Introduction to SGML
for the W3C Markup Validator

What is SGML?

SGML stands for Standard Generalized Markup Language. This is actually a slight misnomer, since SGML is actually a meta-language — that is, a language for writing markup languages. HTML is a markup language written in SGML — an "SGML application", to use the terminology.

You don't actually have to know much about SGML to use The Validator successfully. If you're interested, though, I recommend TEI's "A Gentle Introduction to SGML" as a good starting point. For in-depth treatment of SGML and HTML we recommend Martin Bryan's "Web SGML and HTML 4.0 Explained".

What is a DTD?

For our purposes, a DTD, or Document Type Definition, is simply a file that defines the syntax of a SGML-based language. The DTDs for HTML 2.0 and HTML 3.2 were written by the HTML Working Group of the IETF, in collaboration with the W3C. From HTML 4.0 on (this includes XHTML), the standards (both prose and DTDs) have been written by the W3C.

What is this DOCTYPE thing The Validator keeps pestering me for?

A DOCTYPE is a SGML document type declaration. Its purpose is to tell an SGML parser what DTD it should use to parse the document. It appears as the first line of the document, and has the form: <!DOCTYPE html PUBLIC "quoted string">

The "quoted string" is called a public identifier; it refers to the desired DTD by a "well-known" name, usually defined by an associated standard.
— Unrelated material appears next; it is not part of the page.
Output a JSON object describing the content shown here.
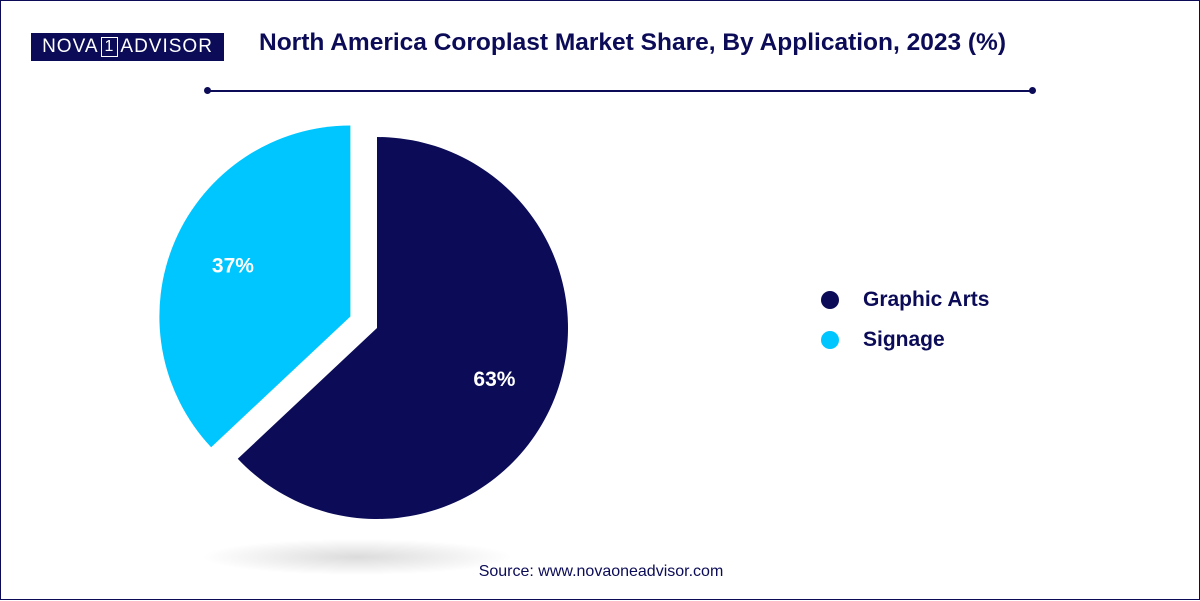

Why add a DOCTYPE declaration?

The Validator uses an SGML parser, and a DOCTYPE declaration is the most, if not the only way to know which markup language it should validate documents against.

Note that most Web browsers don't actually use an SGML parser, many of them display the documents differently based on the document's DOCTYPE declaration, or lack thereof. This alone is a good reason to always add a DOCTYPE declaration to Web documents.

So now you're preparing to add a DOCTYPE to your document. Be sure that the syntax is as described above, and that you use the correct public identifier; otherwise, The Validator will use the wrong DTD, or will be unable to find a DTD at all, and will produce a huge list of absolutely meaningless errors.

How do I add a DOCTYPE declaration?

The W3C QA Activity maintains a List of Doctypes that you can choose from, and the WDG maintains a document on "Choosing a DOCTYPE".

WARNING: Some HTML editors will insert a DOCTYPE declaration for you. Unfortunately, sometimes thia DOCTYPE does not correspond to the generated HTML, which can sometimes confuse The Validator. If your editor adds a DOCTYPE to your page, you may need to correct it as described above before running your documents through The Validator.